Cover image from amazon.com.

Cover image from amazon.com.

Note: I borrowed this book from the library (and plan to buy our own copy soon), and all thoughts on it are my own.

I saw Go: A Kidd’s Guide to Graphic Design, by graphic designer Chip Kidd, sitting on the librarian’s desk, and I couldn’t resist it. The cover looks so inviting, which is Kidd’s point right from the start. Right inside the front cover, he addresses the fact that the reader decided to open the book. Why? “Whether you realize it or not,” he says, “most of the decisions you make, every day, are by design.” The rest of the book seeks to explain what Kidd means by that statement.

The book is a straight-forward, informative introduction to the concepts of graphic design, with chapters covering form, typography, content, and concept. Kidd’s writing style is inviting and clear, and he takes things step by step. This is marketed as a kid’s book, but I’d recommend it for adults, too. We all use design every day, whether we know it or not, in big ways (in designing our blogs, for example) and small. I’m betting that even if you can’t list out the principles of design, you know bad graphic design when you see it. I’ve clicked away from websites, never to return, because I couldn’t cut through the bad design to get to the content.

The flip side of understanding graphic design is understanding how you are affected—manipulated, even—by it. Kidd discusses that, too. The book is full of examples pulled out of real life; many excellent discussion starters can be found here.
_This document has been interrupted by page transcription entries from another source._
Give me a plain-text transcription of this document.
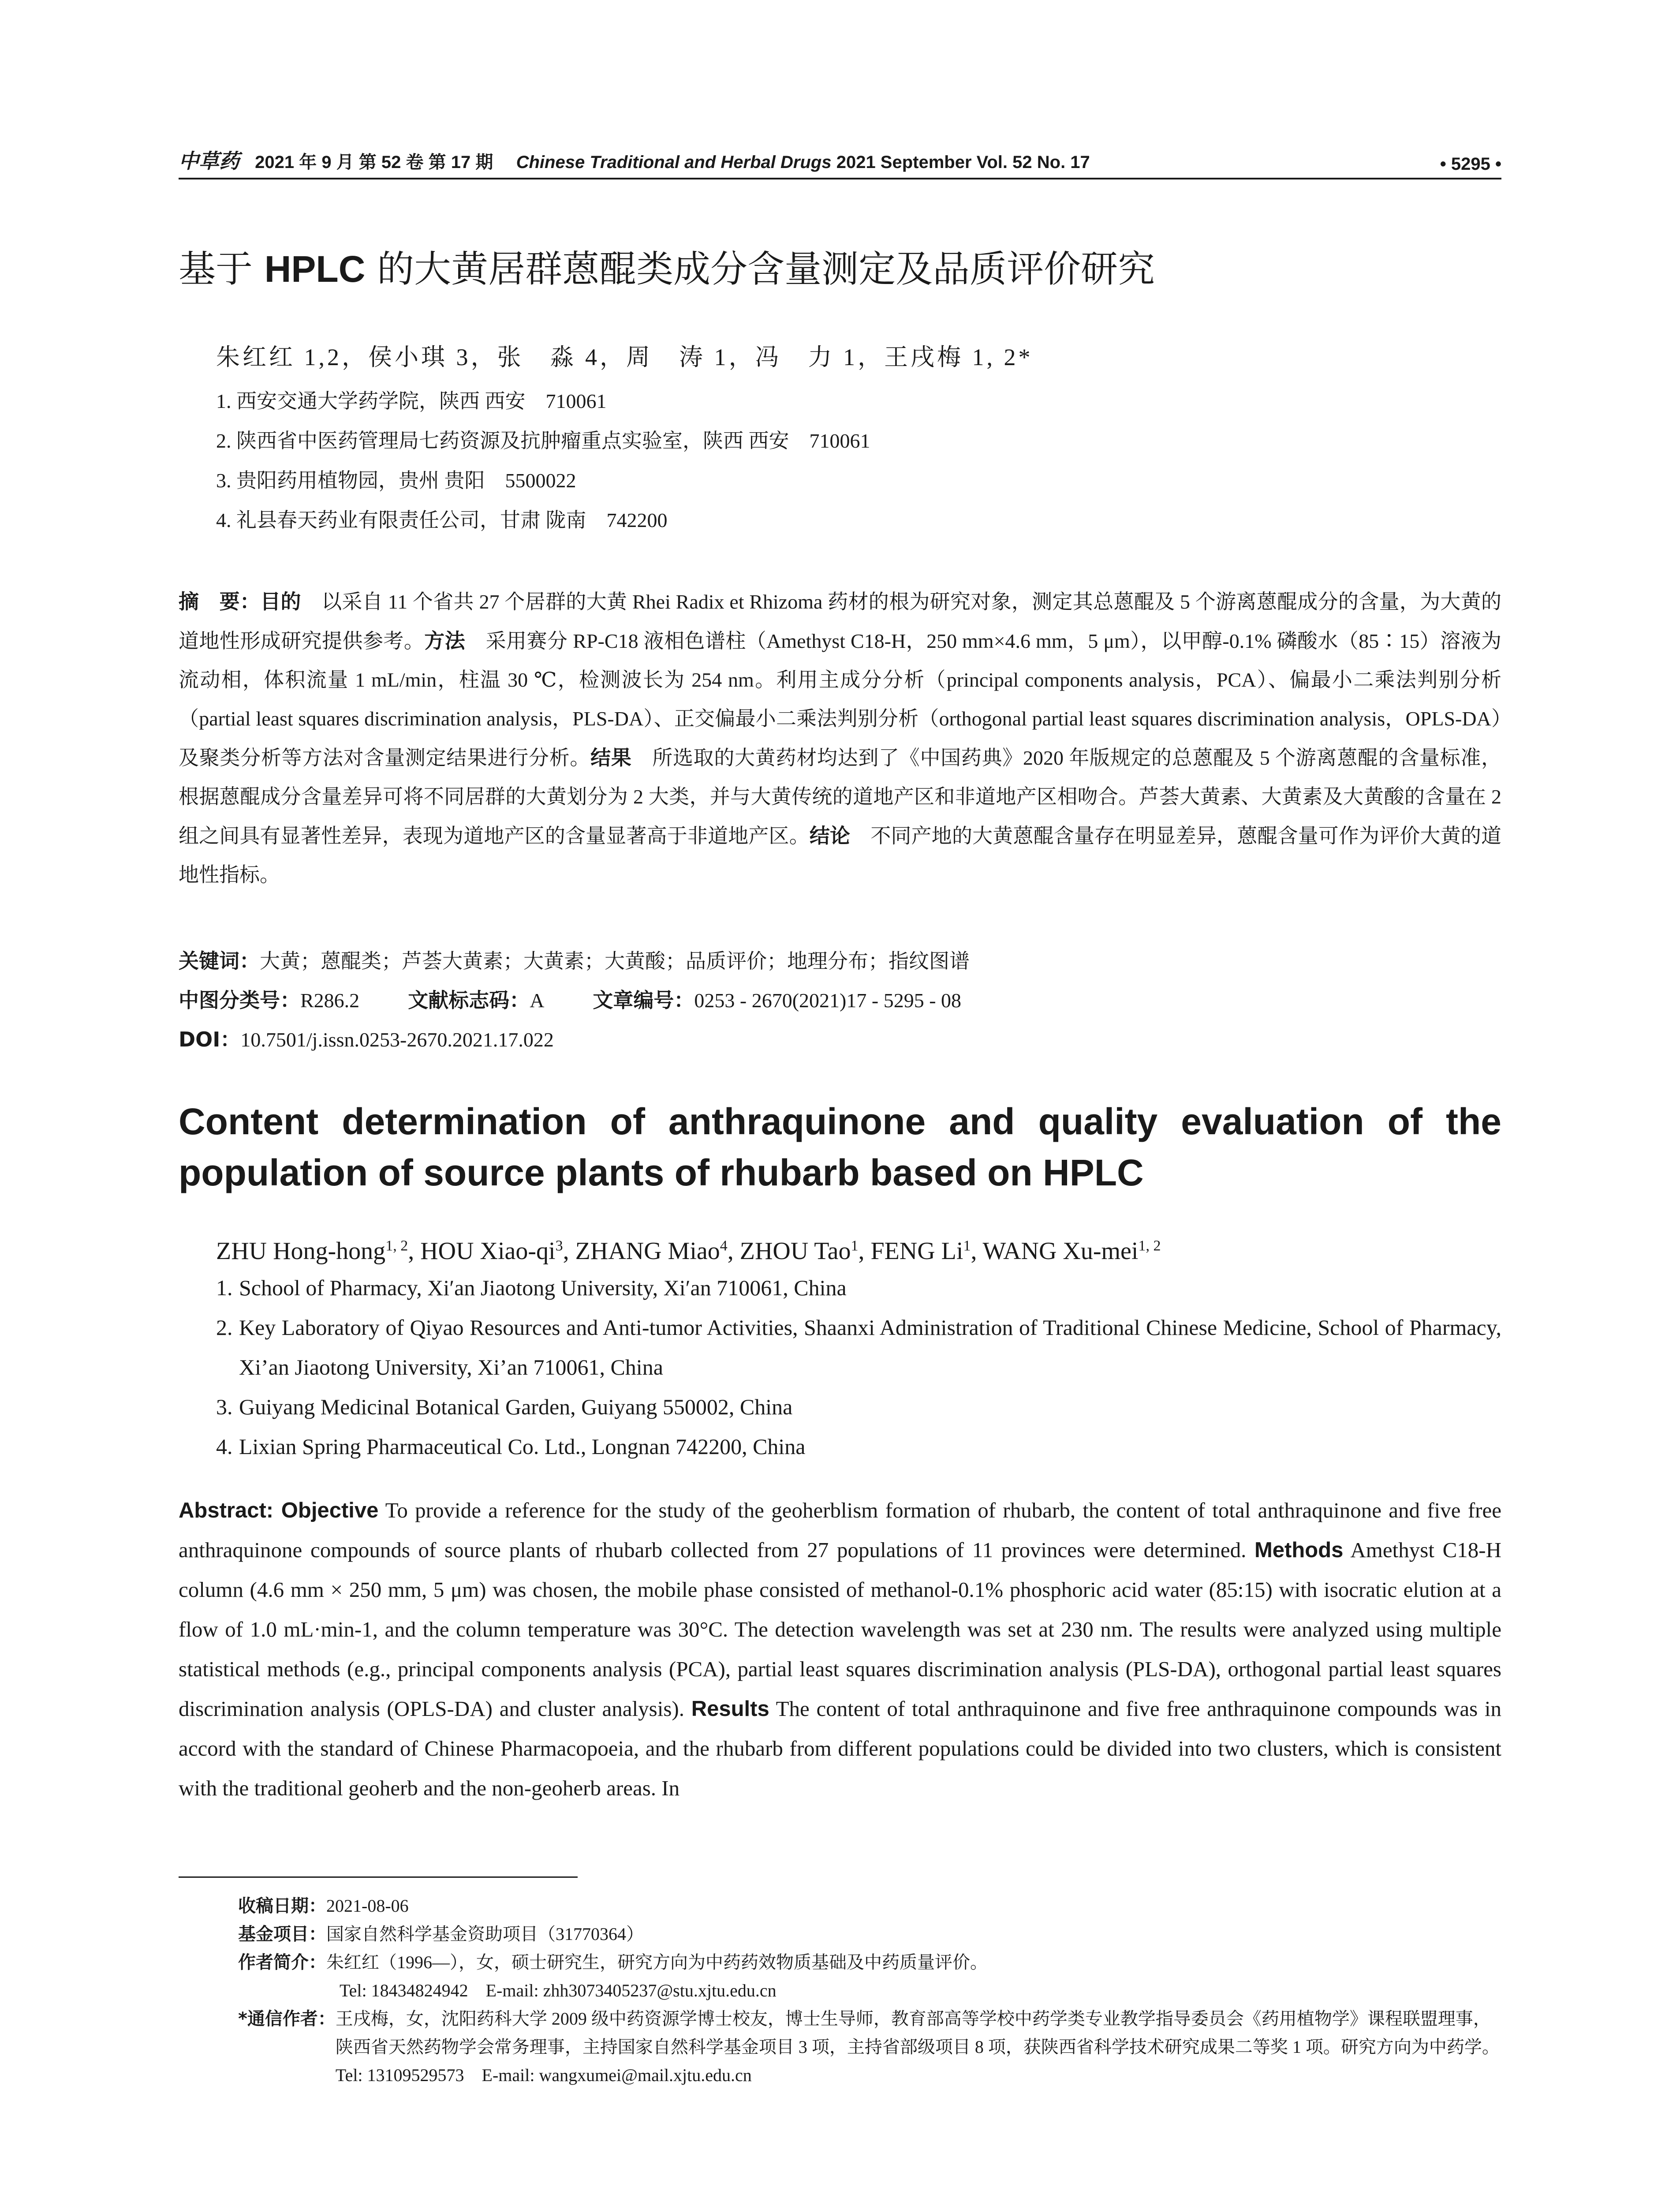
中草药 2021 年 9 月 第 52 卷 第 17 期 Chinese Traditional and Herbal Drugs 2021 September Vol. 52 No. 17	• 5295 •
基于 HPLC 的大黄居群蒽醌类成分含量测定及品质评价研究
朱红红 1,2，侯小琪 3，张　淼 4，周　涛 1，冯　力 1，王戌梅 1, 2*
1. 西安交通大学药学院，陕西 西安　710061
2. 陕西省中医药管理局七药资源及抗肿瘤重点实验室，陕西 西安　710061
3. 贵阳药用植物园，贵州 贵阳　5500022
4. 礼县春天药业有限责任公司，甘肃 陇南　742200
摘　要：目的　以采自 11 个省共 27 个居群的大黄 Rhei Radix et Rhizoma 药材的根为研究对象，测定其总蒽醌及 5 个游离蒽醌成分的含量，为大黄的道地性形成研究提供参考。方法　采用赛分 RP-C18 液相色谱柱（Amethyst C18-H，250 mm×4.6 mm，5 μm），以甲醇-0.1% 磷酸水（85∶15）溶液为流动相，体积流量 1 mL/min，柱温 30 ℃，检测波长为 254 nm。利用主成分分析（principal components analysis，PCA）、偏最小二乘法判别分析（partial least squares discrimination analysis，PLS-DA）、正交偏最小二乘法判别分析（orthogonal partial least squares discrimination analysis，OPLS-DA）及聚类分析等方法对含量测定结果进行分析。结果　所选取的大黄药材均达到了《中国药典》2020 年版规定的总蒽醌及 5 个游离蒽醌的含量标准，根据蒽醌成分含量差异可将不同居群的大黄划分为 2 大类，并与大黄传统的道地产区和非道地产区相吻合。芦荟大黄素、大黄素及大黄酸的含量在 2 组之间具有显著性差异，表现为道地产区的含量显著高于非道地产区。结论　不同产地的大黄蒽醌含量存在明显差异，蒽醌含量可作为评价大黄的道地性指标。
关键词：大黄；蒽醌类；芦荟大黄素；大黄素；大黄酸；品质评价；地理分布；指纹图谱
中图分类号：R286.2 文献标志码：A 文章编号：0253 - 2670(2021)17 - 5295 - 08
DOI：10.7501/j.issn.0253-2670.2021.17.022
Content determination of anthraquinone and quality evaluation of the
population of source plants of rhubarb based on HPLC
ZHU Hong-hong$^{1, 2}$, HOU Xiao-$qi^3$, ZHANG Miao$^4$, ZHOU Tao$^1$, FENG Li$^1$, WANG Xu-mei$^{1, 2}$
1. School of Pharmacy, Xi′an Jiaotong University, Xi′an 710061, China
2. Key Laboratory of Qiyao Resources and Anti-tumor Activities, Shaanxi Administration of Traditional Chinese Medicine, School of Pharmacy, Xi’an Jiaotong University, Xi’an 710061, China
3. Guiyang Medicinal Botanical Garden, Guiyang 550002, China
4. Lixian Spring Pharmaceutical Co. Ltd., Longnan 742200, China
Abstract: Objective To provide a reference for the study of the geoherblism formation of rhubarb, the content of total anthraquinone and five free anthraquinone compounds of source plants of rhubarb collected from 27 populations of 11 provinces were determined. Methods Amethyst C18-H column (4.6 mm × 250 mm, 5 μm) was chosen, the mobile phase consisted of methanol-0.1% phosphoric acid water (85:15) with isocratic elution at a flow of 1.0 mL·min-1, and the column temperature was 30°C. The detection wavelength was set at 230 nm. The results were analyzed using multiple statistical methods (e.g., principal components analysis (PCA), partial least squares discrimination analysis (PLS-DA), orthogonal partial least squares discrimination analysis (OPLS-DA) and cluster analysis). Results The content of total anthraquinone and five free anthraquinone compounds was in accord with the standard of Chinese Pharmacopoeia, and the rhubarb from different populations could be divided into two clusters, which is consistent with the traditional geoherb and the non-geoherb areas. In
收稿日期： 2021-08-06
基金项目： 国家自然科学基金资助项目（31770364）
作者简介： 朱红红（1996—），女，硕士研究生，研究方向为中药药效物质基础及中药质量评价。
Tel: 18434824942　E-mail: zhh3073405237@stu.xjtu.edu.cn
*通信作者： 王戌梅，女，沈阳药科大学 2009 级中药资源学博士校友，博士生导师，教育部高等学校中药学类专业教学指导委员会《药用植物学》课程联盟理事，陕西省天然药物学会常务理事，主持国家自然科学基金项目 3 项，主持省部级项目 8 项，获陕西省科学技术研究成果二等奖 1 项。研究方向为中药学。Tel: 13109529573　E-mail: wangxumei@mail.xjtu.edu.cn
Of course, lots of overlap is found between fine art and graphic design. The chapter on form discusses scale, positioning, focus, orientation, light and dark, repetition and pattern, symmetry, asymmetry, color theory, abstraction, and more principles that are useful in approaching any sort of artwork or design. This book covers an impressive amount of material, but it doesn’t feel overwhelming.
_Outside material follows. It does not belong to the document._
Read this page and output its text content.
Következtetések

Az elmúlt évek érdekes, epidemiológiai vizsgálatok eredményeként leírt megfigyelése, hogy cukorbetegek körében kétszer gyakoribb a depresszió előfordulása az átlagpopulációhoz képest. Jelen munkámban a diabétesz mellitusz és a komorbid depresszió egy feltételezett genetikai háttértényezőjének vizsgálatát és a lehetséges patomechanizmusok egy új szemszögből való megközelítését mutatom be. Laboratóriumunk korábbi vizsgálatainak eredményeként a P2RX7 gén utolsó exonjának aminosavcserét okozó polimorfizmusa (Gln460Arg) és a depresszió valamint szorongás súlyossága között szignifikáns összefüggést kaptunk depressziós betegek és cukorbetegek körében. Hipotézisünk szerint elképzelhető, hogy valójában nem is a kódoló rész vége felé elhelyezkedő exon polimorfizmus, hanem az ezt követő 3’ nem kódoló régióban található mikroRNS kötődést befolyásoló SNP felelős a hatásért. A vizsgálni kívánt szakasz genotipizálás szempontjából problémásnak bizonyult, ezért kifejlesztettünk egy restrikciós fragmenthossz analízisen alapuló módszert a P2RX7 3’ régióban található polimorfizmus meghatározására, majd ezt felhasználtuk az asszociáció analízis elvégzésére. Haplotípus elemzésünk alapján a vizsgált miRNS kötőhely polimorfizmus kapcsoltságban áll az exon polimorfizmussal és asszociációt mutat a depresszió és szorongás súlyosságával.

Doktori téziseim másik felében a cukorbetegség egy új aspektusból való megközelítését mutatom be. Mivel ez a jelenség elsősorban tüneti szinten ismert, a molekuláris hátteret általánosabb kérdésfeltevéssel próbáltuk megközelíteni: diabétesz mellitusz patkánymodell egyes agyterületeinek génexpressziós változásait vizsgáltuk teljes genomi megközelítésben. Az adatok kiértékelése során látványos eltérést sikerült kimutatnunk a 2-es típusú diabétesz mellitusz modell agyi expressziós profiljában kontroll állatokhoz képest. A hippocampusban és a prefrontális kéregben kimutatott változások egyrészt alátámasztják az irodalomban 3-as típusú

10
The final chapter contains ten graphic design project ideas—not crafts, as Kidd takes pains to explain: “There’s no ‘one way’ to do these. There are no ‘right’ or ‘wrong’ answers. As such, I can’t give you a step-by-step kind of approach because, well, that’s just not what design is all about.” That’s my sort of project. This is my sort of author and book.

You can find out more about Kidd and the book at gothebook.com. I’ll be getting our own copy to add to our library of technique and idea books.